# Error : Invalid Compressed data to inflate !!! PLEASE HELP.....



## ECE0105 (Jun 17, 2006)

I am getting the Following error when trying to extract files from ZIP.

The issue here is, there are four Files in the Zip Archive, of which only one file is showing this error.

I have attached the Winzip error screenshot...

WinRAR Shows the Following error.

*!   D:\Microsoft Flight Simulator 2004 Cd1 Cd2 Cd3 CD4 ISO.zip: CRC failed in CD2.ISO. The file is corrupt*

As the Name shows, one of my friends had saved the ISO's of the Game and compressed it. Now I also do not have the original CD of the game....

Please help me.....


----------



## QwertyManiac (Jun 17, 2006)

Maybe the archive is corrupted... ?


----------



## Rollercoaster (Jun 17, 2006)

yes u have to get another copy of the archive...

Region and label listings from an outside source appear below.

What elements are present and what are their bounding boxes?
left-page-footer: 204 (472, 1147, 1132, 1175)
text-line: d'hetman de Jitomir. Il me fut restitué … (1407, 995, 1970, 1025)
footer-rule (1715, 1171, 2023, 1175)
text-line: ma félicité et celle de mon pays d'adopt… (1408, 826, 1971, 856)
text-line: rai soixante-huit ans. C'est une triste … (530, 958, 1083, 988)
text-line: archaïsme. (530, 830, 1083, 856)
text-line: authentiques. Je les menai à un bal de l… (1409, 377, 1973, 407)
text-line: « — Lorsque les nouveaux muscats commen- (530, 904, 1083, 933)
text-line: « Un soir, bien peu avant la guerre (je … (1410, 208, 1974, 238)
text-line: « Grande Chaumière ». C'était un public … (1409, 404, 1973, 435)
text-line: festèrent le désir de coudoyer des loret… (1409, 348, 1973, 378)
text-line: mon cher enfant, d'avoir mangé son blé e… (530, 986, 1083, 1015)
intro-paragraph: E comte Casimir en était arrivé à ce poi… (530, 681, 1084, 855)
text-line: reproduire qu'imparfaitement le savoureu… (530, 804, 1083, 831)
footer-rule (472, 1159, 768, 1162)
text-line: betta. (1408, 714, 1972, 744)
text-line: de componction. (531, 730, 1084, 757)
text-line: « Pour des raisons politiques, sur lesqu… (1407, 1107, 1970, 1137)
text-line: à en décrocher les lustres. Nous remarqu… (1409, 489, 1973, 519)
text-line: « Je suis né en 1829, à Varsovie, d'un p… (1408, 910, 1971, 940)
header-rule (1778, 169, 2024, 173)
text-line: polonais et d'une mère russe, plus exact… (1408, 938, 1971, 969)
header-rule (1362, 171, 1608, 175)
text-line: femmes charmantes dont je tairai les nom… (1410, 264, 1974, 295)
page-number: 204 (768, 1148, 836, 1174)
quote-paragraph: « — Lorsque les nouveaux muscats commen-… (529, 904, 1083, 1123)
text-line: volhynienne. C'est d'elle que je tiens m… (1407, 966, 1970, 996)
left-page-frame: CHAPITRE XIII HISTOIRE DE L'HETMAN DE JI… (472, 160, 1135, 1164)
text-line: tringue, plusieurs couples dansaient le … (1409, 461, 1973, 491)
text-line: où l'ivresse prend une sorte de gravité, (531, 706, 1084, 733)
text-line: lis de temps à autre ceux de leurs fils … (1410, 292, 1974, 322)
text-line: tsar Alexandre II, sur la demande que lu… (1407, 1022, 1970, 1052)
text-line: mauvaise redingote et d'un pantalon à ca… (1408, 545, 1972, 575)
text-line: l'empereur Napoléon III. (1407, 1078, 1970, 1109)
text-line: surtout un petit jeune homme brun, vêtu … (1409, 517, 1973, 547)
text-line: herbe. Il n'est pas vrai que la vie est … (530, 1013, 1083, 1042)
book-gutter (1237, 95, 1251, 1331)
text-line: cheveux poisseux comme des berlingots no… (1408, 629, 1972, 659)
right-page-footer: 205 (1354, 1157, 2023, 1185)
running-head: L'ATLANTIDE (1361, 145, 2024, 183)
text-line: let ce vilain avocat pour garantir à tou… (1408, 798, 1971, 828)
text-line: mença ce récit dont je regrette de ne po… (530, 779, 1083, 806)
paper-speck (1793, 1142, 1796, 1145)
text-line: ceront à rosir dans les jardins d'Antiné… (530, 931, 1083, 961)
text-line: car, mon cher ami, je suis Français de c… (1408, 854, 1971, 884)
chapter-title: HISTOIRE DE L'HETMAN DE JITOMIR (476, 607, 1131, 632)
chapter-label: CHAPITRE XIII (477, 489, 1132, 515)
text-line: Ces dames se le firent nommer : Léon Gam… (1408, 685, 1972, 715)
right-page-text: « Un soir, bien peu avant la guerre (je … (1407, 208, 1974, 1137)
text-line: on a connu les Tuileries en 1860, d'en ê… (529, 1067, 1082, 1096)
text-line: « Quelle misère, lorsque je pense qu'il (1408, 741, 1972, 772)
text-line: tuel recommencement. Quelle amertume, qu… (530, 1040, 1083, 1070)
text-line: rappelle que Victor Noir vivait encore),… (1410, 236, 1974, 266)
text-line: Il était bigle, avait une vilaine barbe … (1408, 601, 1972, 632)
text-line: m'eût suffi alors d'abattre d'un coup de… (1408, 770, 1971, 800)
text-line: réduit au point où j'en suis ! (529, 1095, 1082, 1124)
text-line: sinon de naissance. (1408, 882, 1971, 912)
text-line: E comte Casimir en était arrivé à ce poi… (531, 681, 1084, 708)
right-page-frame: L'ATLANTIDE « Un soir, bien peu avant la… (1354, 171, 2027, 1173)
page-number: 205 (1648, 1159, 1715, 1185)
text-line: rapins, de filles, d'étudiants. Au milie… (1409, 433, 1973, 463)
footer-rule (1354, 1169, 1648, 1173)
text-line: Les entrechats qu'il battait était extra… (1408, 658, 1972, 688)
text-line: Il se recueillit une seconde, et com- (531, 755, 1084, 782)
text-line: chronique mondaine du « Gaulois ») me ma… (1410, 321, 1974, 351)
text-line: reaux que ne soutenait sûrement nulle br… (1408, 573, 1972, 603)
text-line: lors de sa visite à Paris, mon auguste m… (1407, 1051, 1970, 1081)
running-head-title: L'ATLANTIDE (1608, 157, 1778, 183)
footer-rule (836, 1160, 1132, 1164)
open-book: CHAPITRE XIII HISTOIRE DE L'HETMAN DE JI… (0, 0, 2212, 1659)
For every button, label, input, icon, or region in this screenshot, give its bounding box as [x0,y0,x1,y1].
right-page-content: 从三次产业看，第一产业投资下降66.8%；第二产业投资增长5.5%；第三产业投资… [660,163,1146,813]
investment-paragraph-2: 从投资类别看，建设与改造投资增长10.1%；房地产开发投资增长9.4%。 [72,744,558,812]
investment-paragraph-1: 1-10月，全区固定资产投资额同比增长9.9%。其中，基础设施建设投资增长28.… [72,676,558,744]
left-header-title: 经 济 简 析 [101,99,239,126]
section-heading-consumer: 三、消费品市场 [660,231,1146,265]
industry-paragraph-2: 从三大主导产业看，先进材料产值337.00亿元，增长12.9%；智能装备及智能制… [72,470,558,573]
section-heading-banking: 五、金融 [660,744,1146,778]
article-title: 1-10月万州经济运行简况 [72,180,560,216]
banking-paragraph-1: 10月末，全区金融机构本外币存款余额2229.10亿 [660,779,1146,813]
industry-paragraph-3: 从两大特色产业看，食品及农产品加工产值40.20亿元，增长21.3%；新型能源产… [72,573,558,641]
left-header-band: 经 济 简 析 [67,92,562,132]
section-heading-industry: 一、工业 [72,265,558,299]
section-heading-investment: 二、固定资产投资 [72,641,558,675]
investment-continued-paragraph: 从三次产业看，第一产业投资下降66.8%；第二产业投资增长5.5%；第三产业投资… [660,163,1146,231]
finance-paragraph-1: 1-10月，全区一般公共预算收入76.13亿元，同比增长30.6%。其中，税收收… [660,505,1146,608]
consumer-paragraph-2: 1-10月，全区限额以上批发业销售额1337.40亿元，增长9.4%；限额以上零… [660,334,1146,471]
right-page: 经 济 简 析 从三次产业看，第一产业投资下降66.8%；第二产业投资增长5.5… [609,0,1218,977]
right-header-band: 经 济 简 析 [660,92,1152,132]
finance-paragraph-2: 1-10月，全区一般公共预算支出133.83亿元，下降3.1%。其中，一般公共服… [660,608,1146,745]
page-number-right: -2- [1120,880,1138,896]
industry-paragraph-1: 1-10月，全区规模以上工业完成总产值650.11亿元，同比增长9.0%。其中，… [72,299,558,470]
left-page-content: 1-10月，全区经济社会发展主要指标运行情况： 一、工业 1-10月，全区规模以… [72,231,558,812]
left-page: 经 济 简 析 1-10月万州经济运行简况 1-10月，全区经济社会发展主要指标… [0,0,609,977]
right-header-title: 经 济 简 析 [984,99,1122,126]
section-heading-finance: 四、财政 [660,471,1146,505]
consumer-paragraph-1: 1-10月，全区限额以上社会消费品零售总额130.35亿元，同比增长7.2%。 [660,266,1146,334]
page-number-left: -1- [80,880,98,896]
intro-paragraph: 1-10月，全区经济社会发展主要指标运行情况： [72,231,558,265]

or if u copied it from a cd/media/internet do it again....


----------



## vandit (Jun 18, 2006)

this kinda errors creep out when we try to pirate the CD....


----------



## Techie_Geek (Jun 18, 2006)

The archive is corrupted, so is the error message


----------



## ECE0105 (Jun 18, 2006)

vandit said:
			
		

> this kinda errors creep out when we try to pirate the CD....




This is News to me?????????

When people ask for help, try to give some worthwile suggestions, don't post Cr*p....................


----------



## ECE0105 (Jun 18, 2006)

Is there no possibility that I can try and repair the Archive, so that I could atleast retreive a part of this file????
Or, can I install and play the game without this CD?????

Please help.


----------